Herron highlighted that the current projected growth, of 1% this year and 1.3% next year, was insufficient to address unemployment and poverty.
“To get the economy growing the Minister of Finance must avoid the introduction of austerity measures – budget cuts to infrastructure, and key programmes and services. Introducing austerity measures will exacerbate contraction of our economy and entrench the staggering suffering of the poorest people of this country,” he said.
He added that if Godongwana failed to comprehensively address that crisis then he would doom the country to extended low economic growth and deepening poverty and unemployment.
GOOD said the Minister must invest in the basics of economic growth: infrastructure, electricity supply, freight transport networks, water infrastructure and digital communications.
NEW DEBTS
The Inkatha Freedom Party (IFP) expects the Minister to announce an increase in infrastructure development projects, particularly in rural areas, this includes roads, bridges, town-planning, new bulk water and stormwater drainage and sewer systems.
“After 30 years controlling the purse strings of the public’s money, the ANC [African National Congress] must be cautioned to not fiscally dump finances onto quick election-winning projects to curry favour with the electorate,” the IFP said.
The party cautioned Godongwana against delivering a speech that will only “sound nice” to the electorate but that cannot be implemented by government.
“It is our hope that the ANC does not commit government’s resources to pie-in-the-sky plans or take on any new debt, that will likely result in setting up the next government for failure,” the IFP explained.
FISCAL SUSTAINABILITY
African Christian Democratic Party (ACDP) MP Steve Swart said that National Treasury’s most recent February data showed that public finances were in a poor state and had worsened since November’s Medium Term Budget Policy Statement (MTBPS), with the budget deficit expected to widen from February’s Budget forecast of 4% of gross domestic product (GDP) and then 4.9% in November, to 6% of GDP.
Swart explained that this fiscal slippage was largely owing to lower revenue performance, lower economic growth (expected at 0.5% of GDP), a higher public sector wage bill, and higher debt service costs.
“This delays attempts at fiscal consolidation, with gross debt to GDP set to escalate from last February’s projected 72.2%, and November’s 74.7%, and now expected to peak at 77.7% in 2025/26, as projected,” he said.
This was far higher than the debt ratio of 60% that was generally seen as the maximum sustainable debt ratio for an emerging economy like South Africa, he added.
In view of this, the ACDP expects further details, in Thursday’s Budget Speech, of additional rules required to provide an anchor for fiscal sustainability alluded to in November’s MTBPS.
Swart said lower economic growth had largely been caused by ongoing loadshedding and severe challenges with logistics, both rail and ports, as well as reduced demand for commodities.

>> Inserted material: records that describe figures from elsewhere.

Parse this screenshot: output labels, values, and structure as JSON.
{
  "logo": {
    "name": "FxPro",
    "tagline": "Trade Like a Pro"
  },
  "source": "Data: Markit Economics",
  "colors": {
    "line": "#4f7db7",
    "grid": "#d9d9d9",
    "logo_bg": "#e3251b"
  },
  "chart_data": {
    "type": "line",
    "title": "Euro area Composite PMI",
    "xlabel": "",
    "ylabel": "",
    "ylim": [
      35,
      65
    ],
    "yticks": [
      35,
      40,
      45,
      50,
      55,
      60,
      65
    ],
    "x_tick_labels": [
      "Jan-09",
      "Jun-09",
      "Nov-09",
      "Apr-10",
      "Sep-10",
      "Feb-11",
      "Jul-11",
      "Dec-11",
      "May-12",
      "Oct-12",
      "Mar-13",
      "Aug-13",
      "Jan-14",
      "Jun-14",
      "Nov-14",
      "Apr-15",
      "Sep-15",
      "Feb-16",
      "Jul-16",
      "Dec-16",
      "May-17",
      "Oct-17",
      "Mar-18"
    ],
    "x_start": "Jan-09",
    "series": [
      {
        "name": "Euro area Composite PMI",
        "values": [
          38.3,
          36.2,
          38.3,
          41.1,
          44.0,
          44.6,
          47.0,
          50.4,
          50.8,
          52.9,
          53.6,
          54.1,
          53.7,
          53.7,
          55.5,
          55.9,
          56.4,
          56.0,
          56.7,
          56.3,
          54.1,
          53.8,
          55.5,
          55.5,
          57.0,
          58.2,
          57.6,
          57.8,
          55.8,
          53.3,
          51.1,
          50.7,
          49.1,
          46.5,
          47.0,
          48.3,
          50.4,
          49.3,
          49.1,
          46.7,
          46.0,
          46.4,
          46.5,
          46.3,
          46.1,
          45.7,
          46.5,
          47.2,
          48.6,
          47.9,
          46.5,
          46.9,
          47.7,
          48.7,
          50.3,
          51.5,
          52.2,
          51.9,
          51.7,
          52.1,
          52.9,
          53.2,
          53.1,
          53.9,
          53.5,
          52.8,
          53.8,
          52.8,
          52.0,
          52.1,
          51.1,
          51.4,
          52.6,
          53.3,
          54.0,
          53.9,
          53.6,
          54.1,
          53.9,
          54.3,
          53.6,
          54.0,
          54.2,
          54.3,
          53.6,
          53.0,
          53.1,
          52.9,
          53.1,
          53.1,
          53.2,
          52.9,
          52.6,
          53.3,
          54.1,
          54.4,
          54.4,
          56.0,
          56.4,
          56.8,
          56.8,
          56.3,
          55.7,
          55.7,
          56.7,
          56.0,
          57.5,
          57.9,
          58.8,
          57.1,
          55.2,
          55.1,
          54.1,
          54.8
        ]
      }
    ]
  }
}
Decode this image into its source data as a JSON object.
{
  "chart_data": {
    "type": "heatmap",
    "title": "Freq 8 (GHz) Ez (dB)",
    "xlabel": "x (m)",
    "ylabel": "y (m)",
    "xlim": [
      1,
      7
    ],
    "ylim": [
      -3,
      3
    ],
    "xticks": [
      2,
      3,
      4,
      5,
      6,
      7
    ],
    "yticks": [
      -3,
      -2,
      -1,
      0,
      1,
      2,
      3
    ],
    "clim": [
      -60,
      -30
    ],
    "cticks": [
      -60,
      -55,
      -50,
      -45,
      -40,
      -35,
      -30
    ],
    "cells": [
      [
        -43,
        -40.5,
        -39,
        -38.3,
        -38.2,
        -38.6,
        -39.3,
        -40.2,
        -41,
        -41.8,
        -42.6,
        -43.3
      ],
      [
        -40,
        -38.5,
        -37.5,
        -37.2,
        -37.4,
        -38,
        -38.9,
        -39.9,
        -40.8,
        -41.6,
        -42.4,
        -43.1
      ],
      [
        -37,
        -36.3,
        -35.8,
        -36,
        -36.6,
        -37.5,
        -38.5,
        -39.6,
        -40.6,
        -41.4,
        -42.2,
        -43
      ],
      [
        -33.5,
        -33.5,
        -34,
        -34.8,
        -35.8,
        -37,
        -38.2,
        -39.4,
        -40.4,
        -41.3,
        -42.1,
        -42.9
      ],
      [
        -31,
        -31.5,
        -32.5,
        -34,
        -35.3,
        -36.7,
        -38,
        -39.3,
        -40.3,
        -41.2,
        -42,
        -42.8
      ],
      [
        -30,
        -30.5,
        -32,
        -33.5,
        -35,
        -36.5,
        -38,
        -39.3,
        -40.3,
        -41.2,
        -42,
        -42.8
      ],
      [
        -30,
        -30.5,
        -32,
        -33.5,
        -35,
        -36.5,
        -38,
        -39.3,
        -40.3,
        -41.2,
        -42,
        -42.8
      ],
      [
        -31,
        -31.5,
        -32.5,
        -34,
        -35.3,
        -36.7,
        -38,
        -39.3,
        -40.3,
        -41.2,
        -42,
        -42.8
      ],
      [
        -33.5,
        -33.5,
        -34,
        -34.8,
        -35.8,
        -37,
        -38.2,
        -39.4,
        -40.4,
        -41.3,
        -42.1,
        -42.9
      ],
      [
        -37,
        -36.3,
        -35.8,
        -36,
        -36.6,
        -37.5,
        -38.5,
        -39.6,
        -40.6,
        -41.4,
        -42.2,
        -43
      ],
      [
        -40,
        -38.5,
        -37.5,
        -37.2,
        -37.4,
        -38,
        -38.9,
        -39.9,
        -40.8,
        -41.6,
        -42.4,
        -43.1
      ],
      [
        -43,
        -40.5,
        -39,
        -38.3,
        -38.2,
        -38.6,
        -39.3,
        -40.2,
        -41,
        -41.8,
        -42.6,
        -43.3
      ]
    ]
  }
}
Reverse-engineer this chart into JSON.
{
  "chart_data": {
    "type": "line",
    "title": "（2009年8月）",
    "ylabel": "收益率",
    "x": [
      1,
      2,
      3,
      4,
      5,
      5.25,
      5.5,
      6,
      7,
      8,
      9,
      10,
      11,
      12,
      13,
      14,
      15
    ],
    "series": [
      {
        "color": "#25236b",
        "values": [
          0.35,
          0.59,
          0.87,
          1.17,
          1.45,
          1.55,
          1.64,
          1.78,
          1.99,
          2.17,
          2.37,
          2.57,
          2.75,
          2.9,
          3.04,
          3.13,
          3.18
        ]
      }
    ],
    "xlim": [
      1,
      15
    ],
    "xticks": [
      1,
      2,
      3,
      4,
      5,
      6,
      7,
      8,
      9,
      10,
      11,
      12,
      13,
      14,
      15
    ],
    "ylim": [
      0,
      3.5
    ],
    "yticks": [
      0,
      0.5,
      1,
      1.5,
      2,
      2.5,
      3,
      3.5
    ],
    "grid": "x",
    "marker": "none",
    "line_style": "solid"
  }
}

He explained that fiscal consolidation would be far more difficult to achieve in this election year, saying it was assumed that the Social Relief of Distress Grant paid to about 8-million people would come to an end in March 2024.
There are also further pressures for bail-outs to State-owned enterprises, such as Transnet, which has requested a R47-billion equity injection or loan, as well as for taxpayers to take over R61-billion of its R130-billion debt.
“As it is, National Treasury provided an additional R47-billion guarantee already to make it easier for Transnet to raise capital in the markets. This must be seen against the amount appropriated against the Eskom Debt Relief Act and the payments to Eskom amounting to a staggering R44-billion for the year,” Swart said.
Meanwhile, he said the implementation of the unaffordable National Health Insurance Bill would probably not even be factored in, given the fiscal constraints.
The ACDP believes that the only long-term solution to a debt spiral is a rejuvenated economy, premised on stable energy provision and a vastly improved logistics network.